Premier long-métrage du jeune scénariste-réalisateur coréen Han Jun-hee, Coin Locker Girl ajoute une touche de surréalisme à la tension haletante d’un film noir bien mené. La toute jeune actrice Kim Ko-eun brille aux côtés de la grande Kim Hye-soo, star incontournable du cinéma coréen.
L’histoire : dans un écosystème de crime et de violence, deux femmes sur la corde raide s’affrontent pour sauver leur place et leur vie. La plus jeune s’appelle Il-young et parcourt les quartiers de Séoul à la poursuite des créditeurs de Maman. Maman, c’est la chef du gang, une reine au regard fixe dont les sentences de mort tombent avec élégance. Ne pas la rembourser signifie perdre une cornée (35 000 dollars au marché noir) ou un rein (95 000 dollars), prélevés sans cérémonie par les poignards affûtés d’une équipe en blouse blanche. « Si tu ne me sers plus à rien, je te tue », prévient-elle doucement les orphelins qu’elle recueille et éduque à tuer. Enfant trouvée dans une consigne à bagages, Il-young ne connaît que cet univers noir, jusqu’à ce qu’une rencontre ne lui ouvre d’autres possibles. C’est le début d’un duel à mort entre la mère et la fille où la subtilité des sentiments oriente la violence de l’instinct de survie.

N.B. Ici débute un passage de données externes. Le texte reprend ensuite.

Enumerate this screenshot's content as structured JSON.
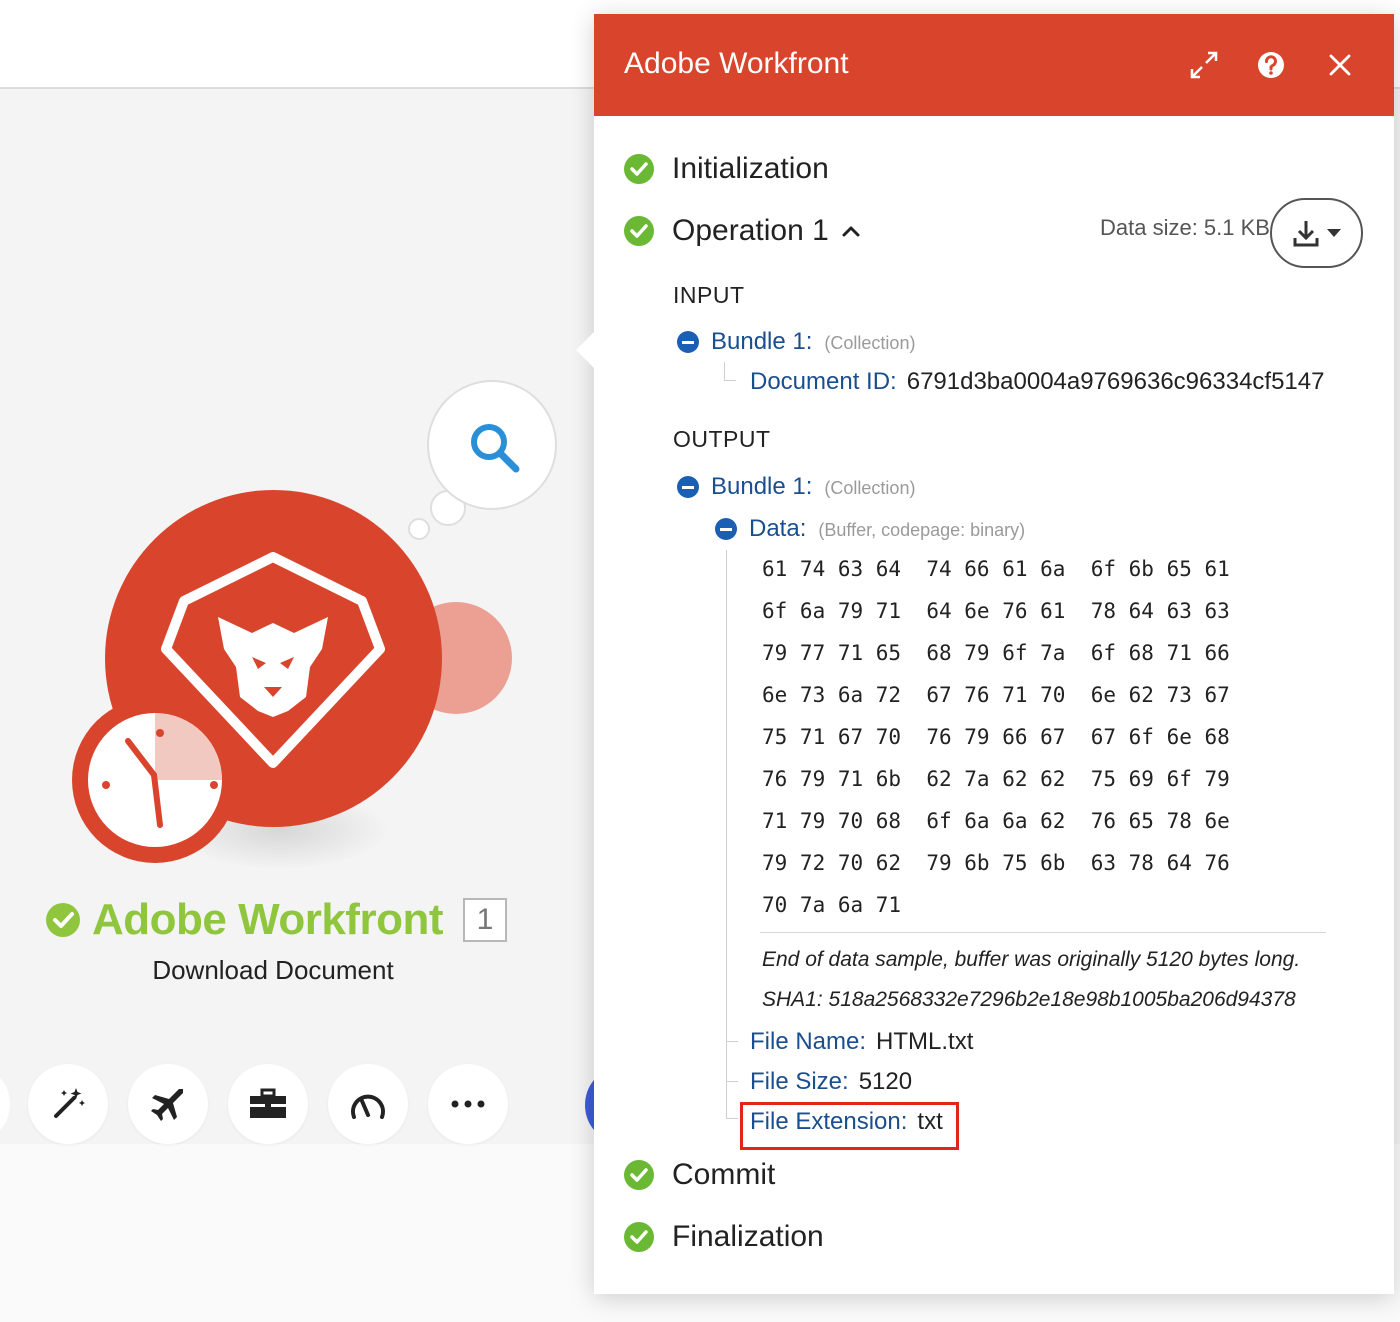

Personnages précis, caméra fluide, montage rapide. Le film séduit par la clarté vitale de l’image et du propos, pourtant jaillie de la noirceur d’une longue nuit urbaine. L’univers est semé de détails quasi oniriques qui suggèrent partout la chair comme frontière crevable entre la survie et la mort. Faim, drogue, prostitution, vol d’organes, Han Jun-hee ouvre la boîte du corps avec une froideur tendre qui préfère le stylisme au gore, évitant de noyer le propos dans les tripes. Sans négliger de laisser fleurir une certaine grâce monstrueuse : on se souviendra du regard noir et méprisant d’Il-young, des longs doigts fins de Maman, du reflet des cheveux roses de la sœur d’Il-young quand elle cherche sa vie au fond d’un miroir doré.
Coin Locker Girl de Han Jun-hee, avec Kim Ye-soo et Kim Ko-eun. Corée du Sud, 2015. Sélectionné à la Semaine de la critique 2015.